What are the most promising future research directions involving Trachypithecus phayrei CCR5?

Several promising future research directions emerge from our current understanding of Trachypithecus phayrei CCR5, each with potential to yield significant insights into receptor biology, viral interactions, and therapeutic development:

Comparative Viral Entry Mechanisms

Investigating how diverse lentiviruses interact with Trachypithecus phayrei CCR5 compared to human CCR5 could reveal critical determinants of viral tropism and host range. The Asp13 residue in Trachypithecus phayrei CCR5, implicated in CD4-independent SIV binding , presents a particularly interesting target for mutagenesis studies to elucidate the molecular basis of this interaction. Such research might identify novel viral vulnerability points for therapeutic targeting.

Structural Biology Approaches

Determining the high-resolution structure of Trachypithecus phayrei CCR5, particularly in complex with various ligands, would advance our understanding of species-specific receptor properties. Cryo-electron microscopy or X-ray crystallography of the receptor in nanodiscs with controlled lipid compositions could reveal how membrane environment affects receptor conformation . Structural comparisons with human CCR5 might identify subtle differences that explain functional variations between species.

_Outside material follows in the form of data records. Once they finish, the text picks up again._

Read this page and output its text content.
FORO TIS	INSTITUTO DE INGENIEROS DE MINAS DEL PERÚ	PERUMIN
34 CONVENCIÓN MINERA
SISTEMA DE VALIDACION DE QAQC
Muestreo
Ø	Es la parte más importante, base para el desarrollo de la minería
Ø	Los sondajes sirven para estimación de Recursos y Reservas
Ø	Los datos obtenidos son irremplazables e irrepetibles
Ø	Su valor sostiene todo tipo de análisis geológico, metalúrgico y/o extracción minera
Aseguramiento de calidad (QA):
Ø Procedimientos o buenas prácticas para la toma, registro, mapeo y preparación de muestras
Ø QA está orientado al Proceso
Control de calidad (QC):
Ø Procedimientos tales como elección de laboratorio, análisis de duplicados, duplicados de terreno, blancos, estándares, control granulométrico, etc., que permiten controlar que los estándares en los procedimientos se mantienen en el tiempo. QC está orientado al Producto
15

Lipid-Receptor Interaction Studies

Building on findings that cholesterol significantly impacts human CCR5 function , systematic investigation of how various lipids modulate Trachypithecus phayrei CCR5 dynamics and signaling could reveal conserved mechanisms of receptor regulation. Molecular dynamics simulations paired with experimental validation would be particularly valuable for understanding these complex interactions at the molecular level.

Evolutionary Immunology

Further exploration of the selective pressures that have shaped CCR5 evolution in colobines versus cercopithecines could illuminate how primates have adapted to historical viral challenges. Reconstruction of ancestral CCR5 sequences and functional testing of these reconstructed receptors might reveal evolutionary transitions in receptor function relevant to viral resistance.

Development of Novel Research Tools

Creating research tools based on Trachypithecus phayrei CCR5—such as transgenic cell lines expressing the receptor, monoclonal antibodies specific to its unique epitopes, or fluorescent biosensors based on its structure—could facilitate broader investigation of its properties and applications in virology and immunology research.

Therapeutic Applications

Exploring how drugs developed for human CCR5, such as maraviroc, interact with Trachypithecus phayrei CCR5 could identify structural determinants of drug efficacy and resistance. The distinct pharmacological properties of Trachypithecus phayrei CCR5 might inspire novel therapeutic approaches targeting conserved receptor elements less prone to resistance mutations.